As centrais sindicais vão começar nesta semana intensa mobilização para pressionar senadores e senadoras nos estados e nos gabinetes, em Brasília, pela aprovação da proposta de emenda à Constituição (PEC) que reduz a jornada das atuais 44 para 40 horas semanais e acaba com a escala 6×1 (seis dias de trabalho com apenas um de descanso).

A tramitação dessa PEC, já aprovada pela Câmara, será decidida em reunião do presidente do Senado, Davi Alcolumbre (União-AP), com líderes dos partidos nesta terça-feira (9). A relatoria da PEC também será definida nessa reunião.

Reunidos na Plenária Virtual das Centrais Sindicais, realizada nesta segunda-feira (8), mais de 500 dirigentes sindicais definiram duas tarefas: visitar os parlamentares nos estados a fim de fechar apoio à proposta aprovada na Câmara e a retirada de assinaturas da PEC da oposição que quer criar escala 7×0, ou seja, livre negociação entre patrões e empregados.

No encontro, que contou com a presença do senador Paulo Paim (PT-RS), decidiu-se ainda a realização de panfletagem nos locais de aglomeração das cidades e a participação de todas as organizações, no próximo dia 24, na sessão temática sobre o assunto no plenário do Senado.

A expectativa é pressionar para que a matéria seja aprovada em dois turnos naquela Casa antes do dia 16 de julho, quando haverá recesso parlamentar.

Para conseguir os 49 votos dos 81 senadores, em duas sessões, outra orientação é o uso intensivo da plataforma napressao.org.br, ferramenta que possibilita pressionar cada um dos parlamentares por meio de mensagens diretas a eles por e-mail e também por mensagens nos perfis de redes sociais.

Pedidos

“Segundo o presidente [Acolumbre], existem pedidos [para agilizar votação] de 15 senadores, entre eles, os senadores Rodrigo Pacheco (PSD-MG), Omar Aziz (PSD-AM), Efraim Filho (PL-PB), inclusive eu. Somente com muita mobilização nas redes e nas ruas para aprovarmos a PEC da redução da jornada de trabalho ainda este ano. Não podemos permitir retrocessos!”, conclama Paim.

Segundo ele, o presidente da Comissão de Constituição e Justiça (CCJ), senador Otto Alencar (PSD-BA), defende a tese de que todas as propostas deverão ser apensadas à mais antiga, ou seja, a PEC 148/2015, de autoria dele, já aprovada na CCJ.

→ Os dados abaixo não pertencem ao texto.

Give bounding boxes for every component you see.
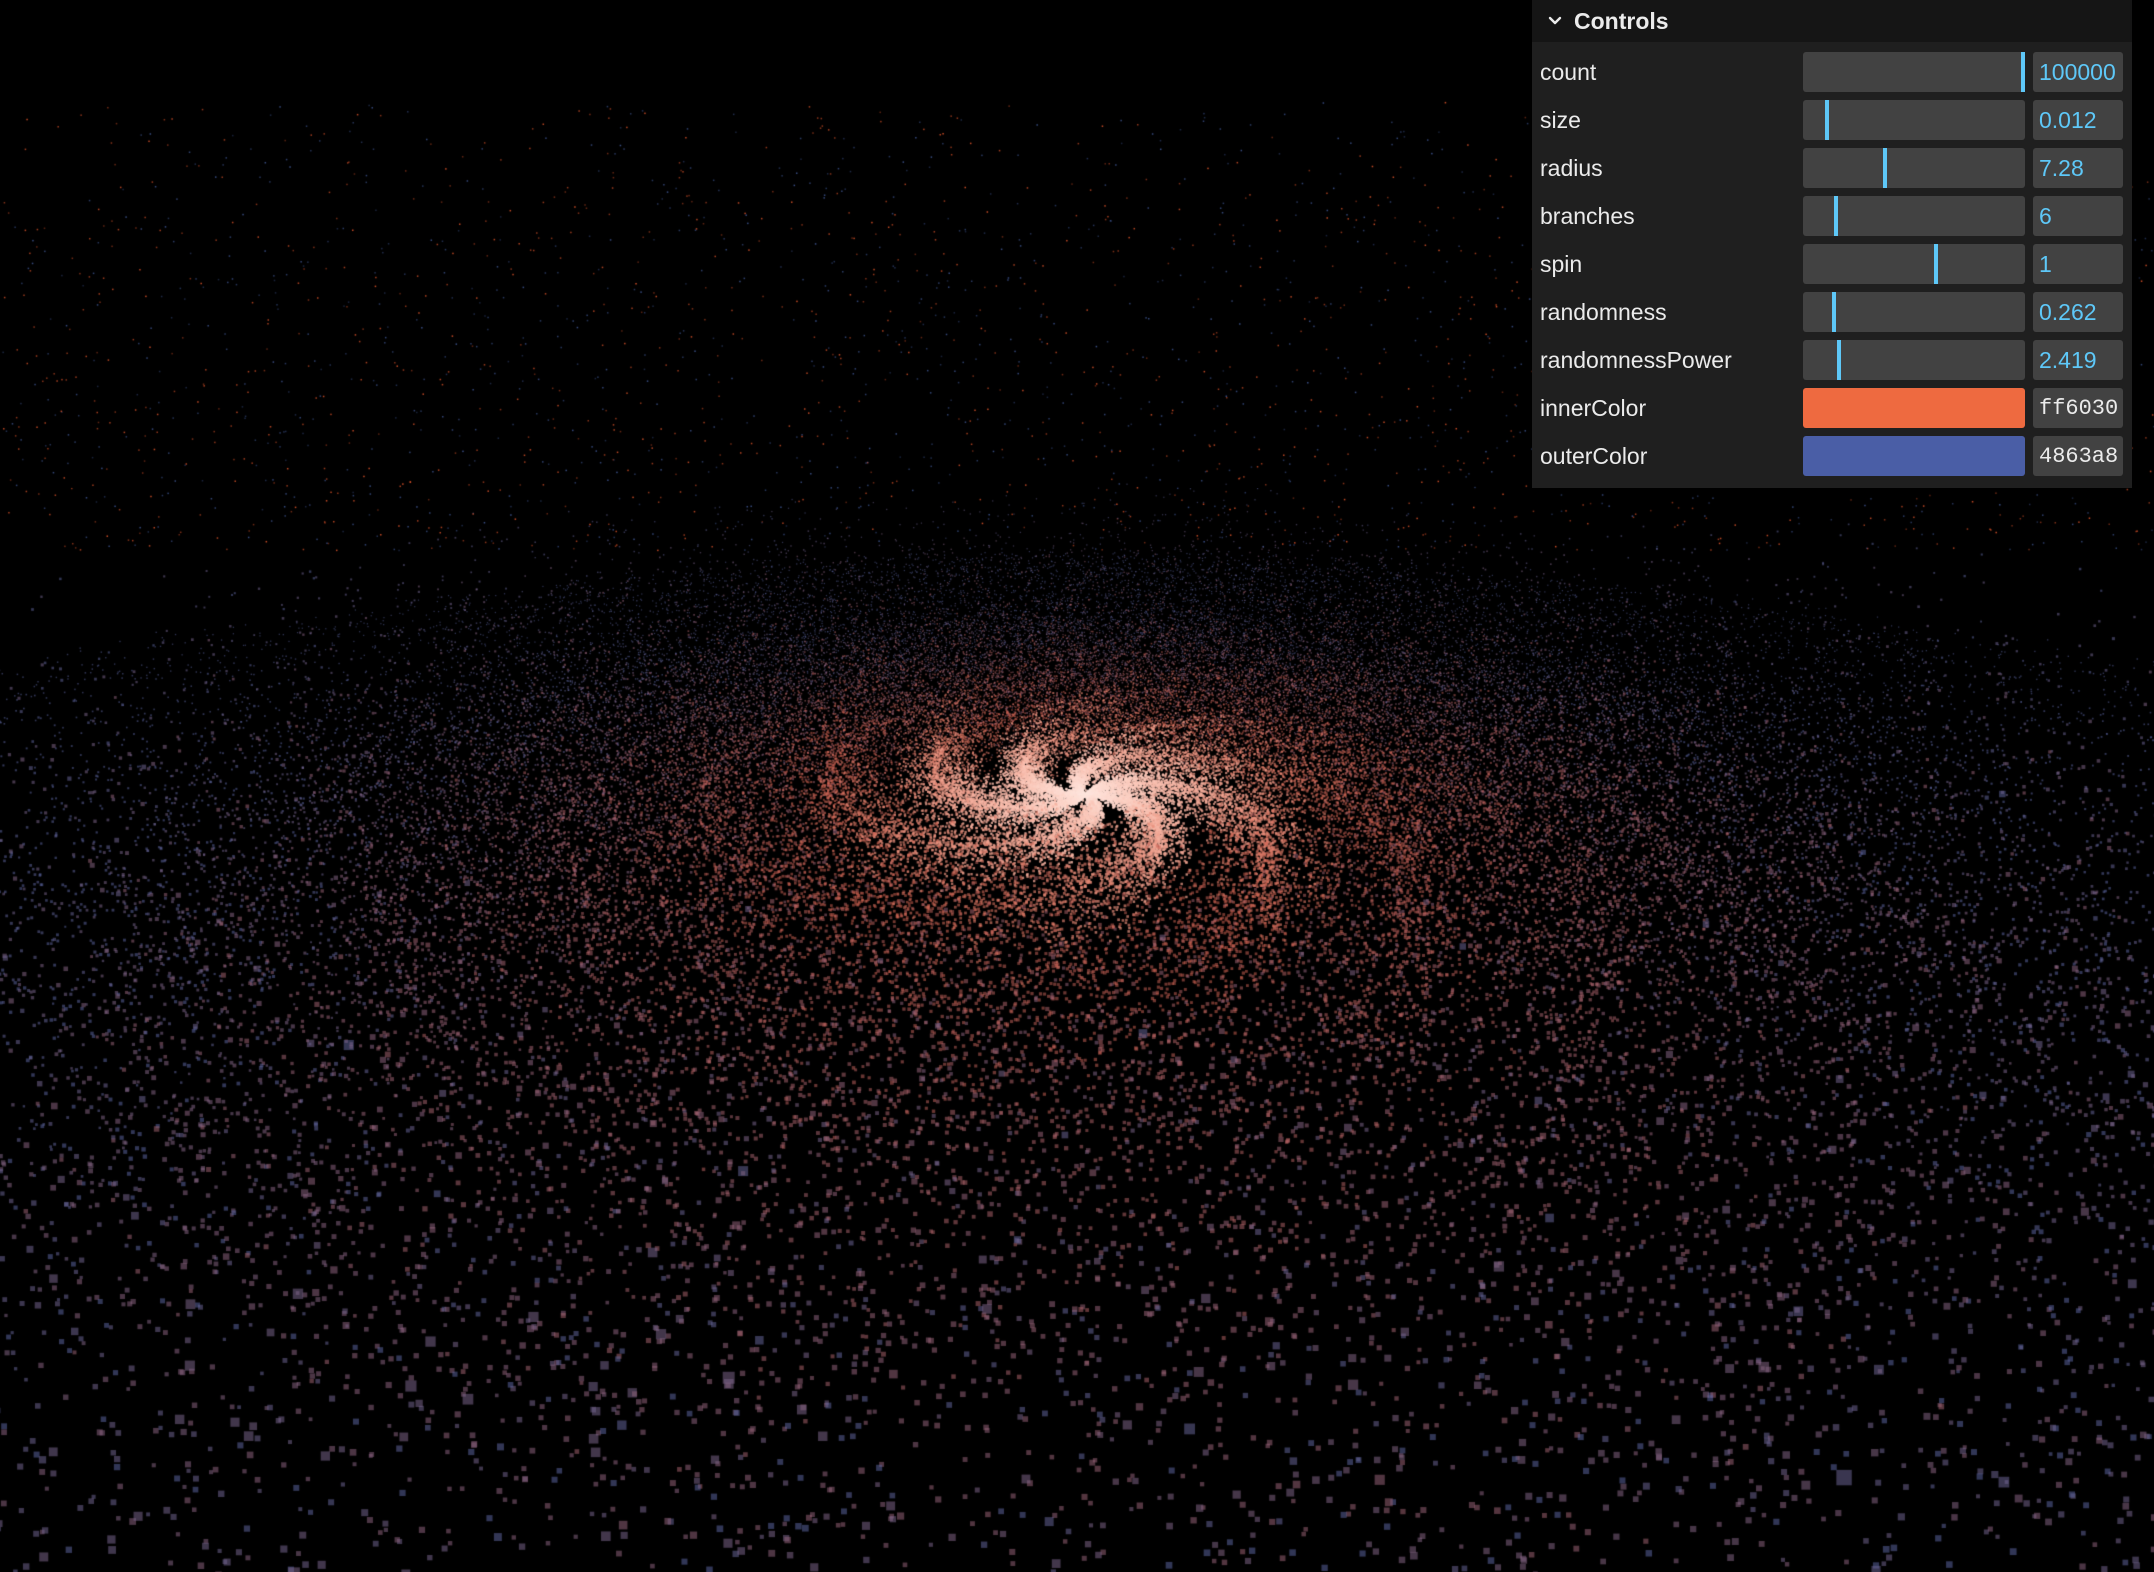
slider-handle[interactable] xyxy=(2021,52,2025,92)
control-randomness-power: randomnessPower xyxy=(1532,336,2132,384)
control-label: randomnessPower xyxy=(1540,346,1732,373)
spin-input[interactable] xyxy=(2033,244,2123,284)
outer-color-input[interactable] xyxy=(2033,436,2123,476)
slider-handle[interactable] xyxy=(1883,148,1888,188)
control-label: randomness xyxy=(1540,298,1667,325)
randomness-power-slider[interactable] xyxy=(1803,340,2025,380)
control-size: size xyxy=(1532,96,2132,144)
count-slider[interactable] xyxy=(1803,52,2025,92)
control-radius: radius xyxy=(1532,144,2132,192)
spin-slider[interactable] xyxy=(1803,244,2025,284)
control-label: size xyxy=(1540,106,1581,133)
control-label: outerColor xyxy=(1540,442,1648,469)
slider-handle[interactable] xyxy=(1832,292,1837,332)
randomness-input[interactable] xyxy=(2033,292,2123,332)
randomness-power-input[interactable] xyxy=(2033,340,2123,380)
control-label: count xyxy=(1540,58,1597,85)
branches-slider[interactable] xyxy=(1803,196,2025,236)
size-input[interactable] xyxy=(2033,100,2123,140)
control-label: innerColor xyxy=(1540,394,1647,421)
inner-color-swatch[interactable] xyxy=(1803,388,2025,428)
control-count: count xyxy=(1532,48,2132,96)
controls-panel: Controls count size radius branches xyxy=(1532,0,2132,488)
control-branches: branches xyxy=(1532,192,2132,240)
controls-list: count size radius branches xyxy=(1532,42,2132,488)
branches-input[interactable] xyxy=(2033,196,2123,236)
outer-color-swatch[interactable] xyxy=(1803,436,2025,476)
controls-panel-header[interactable]: Controls xyxy=(1532,0,2132,42)
control-inner-color: innerColor xyxy=(1532,384,2132,432)
control-randomness: randomness xyxy=(1532,288,2132,336)
slider-handle[interactable] xyxy=(1836,340,1841,380)
radius-slider[interactable] xyxy=(1803,148,2025,188)
size-slider[interactable] xyxy=(1803,100,2025,140)
chevron-down-icon xyxy=(1544,10,1566,32)
control-label: spin xyxy=(1540,250,1583,277)
slider-handle[interactable] xyxy=(1834,196,1839,236)
controls-panel-title: Controls xyxy=(1574,7,1669,34)
slider-handle[interactable] xyxy=(1934,244,1939,284)
control-outer-color: outerColor xyxy=(1532,432,2132,480)
control-label: radius xyxy=(1540,154,1603,181)
control-label: branches xyxy=(1540,202,1635,229)
control-spin: spin xyxy=(1532,240,2132,288)
radius-input[interactable] xyxy=(2033,148,2123,188)
slider-handle[interactable] xyxy=(1825,100,1830,140)
randomness-slider[interactable] xyxy=(1803,292,2025,332)
count-input[interactable] xyxy=(2033,52,2123,92)
inner-color-input[interactable] xyxy=(2033,388,2123,428)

“O mais importante é aprovar a PEC que veio da Câmara dos Deputados, pois essa já foi amplamente debatida e votada naquela Casa. Não importa quem é o autor ou o relator, o que importa é agilizar a discussão para que a redução da jornada de trabalho seja aprovada no Senado o quanto antes”, defende.

Com base em estudos de instituições como Dieese, Unicamp, Diap e outras, Paim disse que é preciso apresentar argumentos sólidos para avançar com a proposta como a geração de 4,5 milhões de novos empregos, direta e indiretamente.

“Aumento da massa salarial dos trabalhadores poderia chegar R$ 9,25 bilhões. Tendência mundial: países como Portugal, Espanha, França, Bélgica, Alemanha, Chile e Equador já adotaram reduções. Na União Europeia, a média é de 36 horas semanais, variando de 31 horas na Holanda a 43 na Turquia. A OIT recomenda jornadas de até 40 horasdesde 1935. Pesquisas apontam que 73% da população brasileira é favorável a redução da jornada”, exemplifica o parlamentar.